Questa macchina produceva immagini in bianco e nero da appena 0,01 megapixel, le memorizzava su nastro magnetico e impiegava ben 23 secondi per salvarne una. Per visualizzarle, bisognava utilizzare un secondo dispositivo dotato di lettore di cassette e monitor da laboratorio.
Sasson era entusiasta della sua creazione. I suoi superiori, invece, molto meno. Alla presentazione del progetto, la prima domanda fu: “Chi mai vorrebbe guardare le fotografie su uno schermo televisivo?”.
Kodak, che all’epoca era leader mondiale nel mercato della pellicola, brevettò la tecnologia nel 1978, ma decise di non portarla avanti.
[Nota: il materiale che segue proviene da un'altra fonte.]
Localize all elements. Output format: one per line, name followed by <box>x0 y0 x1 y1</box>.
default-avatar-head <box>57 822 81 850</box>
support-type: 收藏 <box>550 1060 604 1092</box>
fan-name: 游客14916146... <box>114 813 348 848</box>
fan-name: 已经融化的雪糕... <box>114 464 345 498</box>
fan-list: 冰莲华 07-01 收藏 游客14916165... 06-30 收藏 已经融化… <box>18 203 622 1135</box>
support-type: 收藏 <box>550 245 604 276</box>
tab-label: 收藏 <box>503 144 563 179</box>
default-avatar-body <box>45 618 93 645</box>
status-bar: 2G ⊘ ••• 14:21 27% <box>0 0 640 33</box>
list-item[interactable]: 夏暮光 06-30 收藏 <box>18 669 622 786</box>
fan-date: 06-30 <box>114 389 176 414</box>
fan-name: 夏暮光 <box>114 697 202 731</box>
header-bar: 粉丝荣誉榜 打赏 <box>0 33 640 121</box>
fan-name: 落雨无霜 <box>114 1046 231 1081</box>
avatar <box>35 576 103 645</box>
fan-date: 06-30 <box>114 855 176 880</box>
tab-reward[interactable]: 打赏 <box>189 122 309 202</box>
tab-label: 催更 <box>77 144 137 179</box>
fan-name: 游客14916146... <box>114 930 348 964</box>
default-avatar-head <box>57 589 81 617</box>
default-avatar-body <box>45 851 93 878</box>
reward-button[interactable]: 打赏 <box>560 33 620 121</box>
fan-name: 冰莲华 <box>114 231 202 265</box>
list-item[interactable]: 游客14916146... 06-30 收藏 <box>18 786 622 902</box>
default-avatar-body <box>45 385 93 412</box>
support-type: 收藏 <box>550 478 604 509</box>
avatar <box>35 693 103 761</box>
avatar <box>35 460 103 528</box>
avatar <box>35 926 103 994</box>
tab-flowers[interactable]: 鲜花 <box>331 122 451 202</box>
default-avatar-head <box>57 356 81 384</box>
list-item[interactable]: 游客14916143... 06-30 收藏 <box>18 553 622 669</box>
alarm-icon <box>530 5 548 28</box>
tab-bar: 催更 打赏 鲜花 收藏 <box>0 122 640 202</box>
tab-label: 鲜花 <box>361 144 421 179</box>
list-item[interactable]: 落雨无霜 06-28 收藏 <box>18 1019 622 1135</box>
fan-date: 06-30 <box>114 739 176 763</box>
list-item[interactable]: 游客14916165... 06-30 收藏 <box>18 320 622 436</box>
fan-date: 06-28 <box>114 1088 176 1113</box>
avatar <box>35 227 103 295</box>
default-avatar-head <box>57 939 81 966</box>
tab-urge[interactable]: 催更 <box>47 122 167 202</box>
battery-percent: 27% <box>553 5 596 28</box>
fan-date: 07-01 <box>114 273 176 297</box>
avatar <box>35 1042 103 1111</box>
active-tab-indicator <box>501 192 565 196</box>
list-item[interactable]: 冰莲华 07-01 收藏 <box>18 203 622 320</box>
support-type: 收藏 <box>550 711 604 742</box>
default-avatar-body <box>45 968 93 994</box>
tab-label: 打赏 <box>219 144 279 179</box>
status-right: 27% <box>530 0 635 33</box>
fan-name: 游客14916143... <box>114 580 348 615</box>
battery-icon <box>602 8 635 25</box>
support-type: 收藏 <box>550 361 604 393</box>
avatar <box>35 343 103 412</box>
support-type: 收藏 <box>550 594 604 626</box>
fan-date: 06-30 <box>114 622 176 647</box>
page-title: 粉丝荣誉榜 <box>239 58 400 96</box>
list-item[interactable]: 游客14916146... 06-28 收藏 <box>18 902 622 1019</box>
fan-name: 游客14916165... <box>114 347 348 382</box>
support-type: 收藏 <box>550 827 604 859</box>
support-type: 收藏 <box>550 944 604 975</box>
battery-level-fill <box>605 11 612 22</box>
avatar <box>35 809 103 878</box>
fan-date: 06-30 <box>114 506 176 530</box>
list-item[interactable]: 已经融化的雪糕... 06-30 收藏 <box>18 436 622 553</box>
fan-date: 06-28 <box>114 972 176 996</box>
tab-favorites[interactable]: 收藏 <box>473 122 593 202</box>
La considerava una minaccia: una fotocamera che non richiedeva rullini? Che eliminava lo sviluppo e la stampa? Avrebbe potuto distruggere in poco tempo il modello di business su cui l’azienda prosperava da decenni.
Nel frattempo, altre aziende iniziarono a puntare sul digitale — prima Sony, poi Canon, Nikon e infine Apple — mentre Kodak restava ferma. Quando cercò di recuperare terreno, era ormai troppo tardi: il settore era già cambiato. Nel 2012, l’azienda dichiarò fallimento.
Per paura di un cambiamento che ritenevano pericoloso, persero tutto proprio perché non seppero adattarsi.